I had the TV on over the weekend, and caught part of a
program where a guy and a girl were having a conversation about their relationship. The guy was telling her how the relationship
has made him “that guy”…a fun-to-be-with-happy-go-lucky person, where before he
thought he was a little dull. He kept
saying, “I love being that guy. I love that
guy. I would never have become that guy without you in my life.”
I know what he means, because I used to be that girl. I was different when Bobby was alive. I was happier, less intense, and a lot less
jaded. I cared about what I wore and making myself look nice. I did not get angry as easily as
I do now. I never had to worry about things like car inspection, generators and leaky pipes - I was a girly girl and enjoyed being one.
However, since his death I have become
cynical and sarcastic. I rarely worry about my hair, clothes or makeup, because I feel like there is no longer any need. I have trouble trusting people. I always think the workmen I've hired to do this or that around the house is "out to get that widow". I wonder
sometimes why my friends are still my friends!
I’m no longer fun. Frankly, I
wouldn’t even want to be friends with me now.
It’s even affecting my kids. On
the rare occasion when I smile, they will say, “Look! Mom’s happy!” – like it’s a holiday or
something. I've been told that no matter what I'm doing or saying, my eyes are always sad.
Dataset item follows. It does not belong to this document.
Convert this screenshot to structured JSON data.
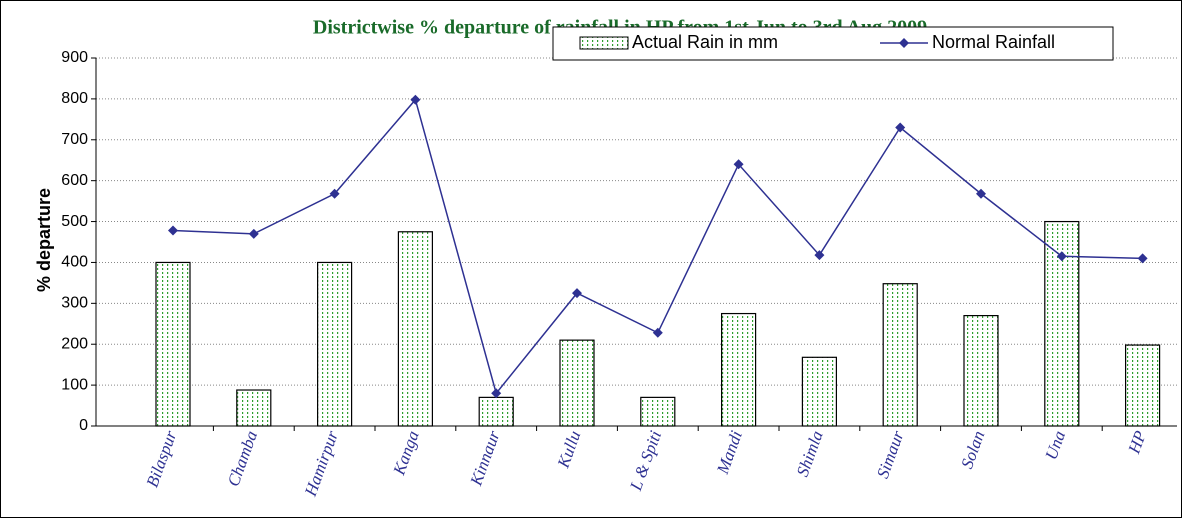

I miss the person I was before Bobby got sick and died. I want her to come back so badly, but through everything I’ve
experienced, and everything I’ve read about losing a spouse, it’s not
possible. It’s sad, because it is sort
of like she died when he died, and this new person was born. I’ve heard I’m supposed to embrace this new
person I’ve become, but how can I embrace her when I don’t even particularly
like her?
So I set about to find out what is worth embracing about "the new girl". I guess I should like the fact that she knows how to care for a sick husband while working full-time, raising two boys and surviving on little or no sleep. She is continuing to raise those boys who are now teenagers, and who are doing quite well. I guess I should like that she can take her car for inspection by herself; put together a brand new generator and run it properly; and stop leaky pipes temporarily while waiting for the plumber to show up. She taught her 17-year-old how to drive. She stopped worrying about the "small stuff" that used to bother her, especially at work, and saves her energy for the "big stuff" that needs her attention. (She still confuses wrenches with pliers and nuts with bolts, and has no idea how to run the lawnmower or snowblower, but isn't that was 17-year-old sons are for?)
So I guess there is some good in this new girl. I just wish I liked her as much as I liked the other girl, (who, ironically, did not realize how cool she was until she was gone). I guess I just have to get used to this new girl, but I'll always miss that other girl, too.